Confused About Ophthalmologists' Place in ACOs? Here's Help

Neil Chesanow

Disclosures

April 10, 2014

In This Article

ACOs Are Causing Widespread Alarm

Ophthalmologists across the country are increasingly concerned about the spread of Accountable Care Organizations (ACOs), both Medicare and commercial, and what they mean for ophthalmic referrals in the future.

Consultants and attorneys with ophthalmic practices as clients, as well as ophthalmic practice administrators, say that many smaller practices are consolidating or considering it, hoping that an expanded patient base will make them more appealing for ACO membership, not only to protect their flow of patients but also to be eligible for bonuses if savings are achieved.

Separate but related issues are intertwined in these concerns. It's easier to gain a perspective on each of them if they are disentwined and viewed individually. Some fears may be premature or tempests in teapots, experts say; others are a greater cause for alarm. Which is which? Let's take a look.

Understanding Medicare ACOs

ACOs are intended to improve patient outcomes and reduce costs by better managing and coordinating care for a defined population of Medicare beneficiaries. The total number of Medicare ACOs is now 366.[1]

Hospitals, insurers, and physician organizations, which have formed Medicare ACOs, have also formed commercial ACOs for their non-Medicare members. The total number of all ACOs, both public and private, is 606.[1] ACOs now exist in all 50 states and the District of Columbia.[1] California has the most ACOs of either type (58), followed by Florida (55) and Texas (44).[1] The cities with the most ACOs are Los Angeles (26), Boston (23), and Orlando (17).[1]

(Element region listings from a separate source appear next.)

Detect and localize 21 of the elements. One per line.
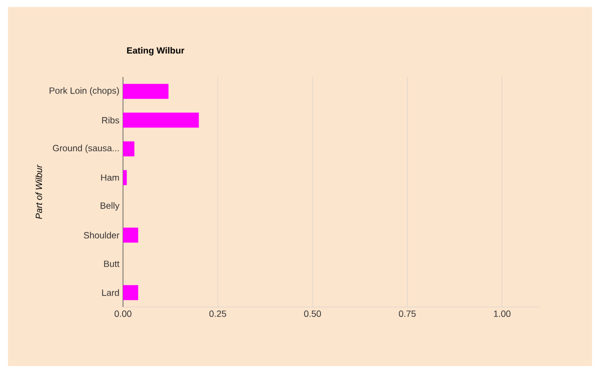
bar [123, 228, 138, 243]
x-tick-label: 0.50 [304, 310, 321, 317]
y-tick-label: Pork Loin (chops) [50, 87, 119, 96]
y-axis-title: Part of Wilbur [35, 164, 42, 219]
x-tick-label: 0.25 [209, 310, 226, 317]
y-tick-label: Ribs [102, 116, 120, 124]
x-tick-label: 0.75 [398, 310, 416, 317]
y-tick-label: Ham [101, 174, 119, 181]
y-tick-label: Butt [104, 260, 120, 268]
bar [123, 84, 168, 99]
y-tick-label: Lard [102, 289, 119, 296]
x-tick-label: 1.00 [494, 310, 510, 317]
bar [123, 141, 134, 156]
chart-title: Eating Wilbur [127, 47, 184, 56]
y-tick-label: Belly [100, 202, 120, 211]
bar [123, 285, 138, 300]
bar [123, 112, 199, 128]
x-tick-label: 0.00 [114, 310, 132, 317]
bar [123, 170, 127, 186]
y-tick-label: Shoulder [84, 232, 120, 238]
y-tick-label: Ground (sausa... [52, 144, 119, 154]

To encourage Medicare ACO participation, the Centers for Medicare & Medicaid Services (CMS) established 2 voluntary initiatives: the Medicare Shared Savings Program and the Advance Payment Model.

In the Shared Savings Program, which is the one relevant to most doctors, providers are responsible for the care of at least 5000 Medicare beneficiaries for a period of 3 years on a fee-for-service basis.

The Advance Payment Model provides support for small rural and other small physician groups to invest in the infrastructure and redesign of care processes to form Medicare ACOs by offering funding up front.

An ACO can contract with CMS in one of 2 ways. In a "1-sided" arrangement, ACO providers receive their normal Medicare reimbursement, plus they share in the savings -- but not the losses, if any -- incurred by the ACO in meeting CMS quality outcomes targets. This lets doctors experiment and learn without getting burned, because a template for establishing a successful ACO doesn't exist yet.

After 3 years, to continue to participate as a Medicare ACO, the ACO must move to a "2-sided" arrangement, in which ACO providers incur downside risk but also stand to earn more in bonuses if they achieve savings and meet quality targets.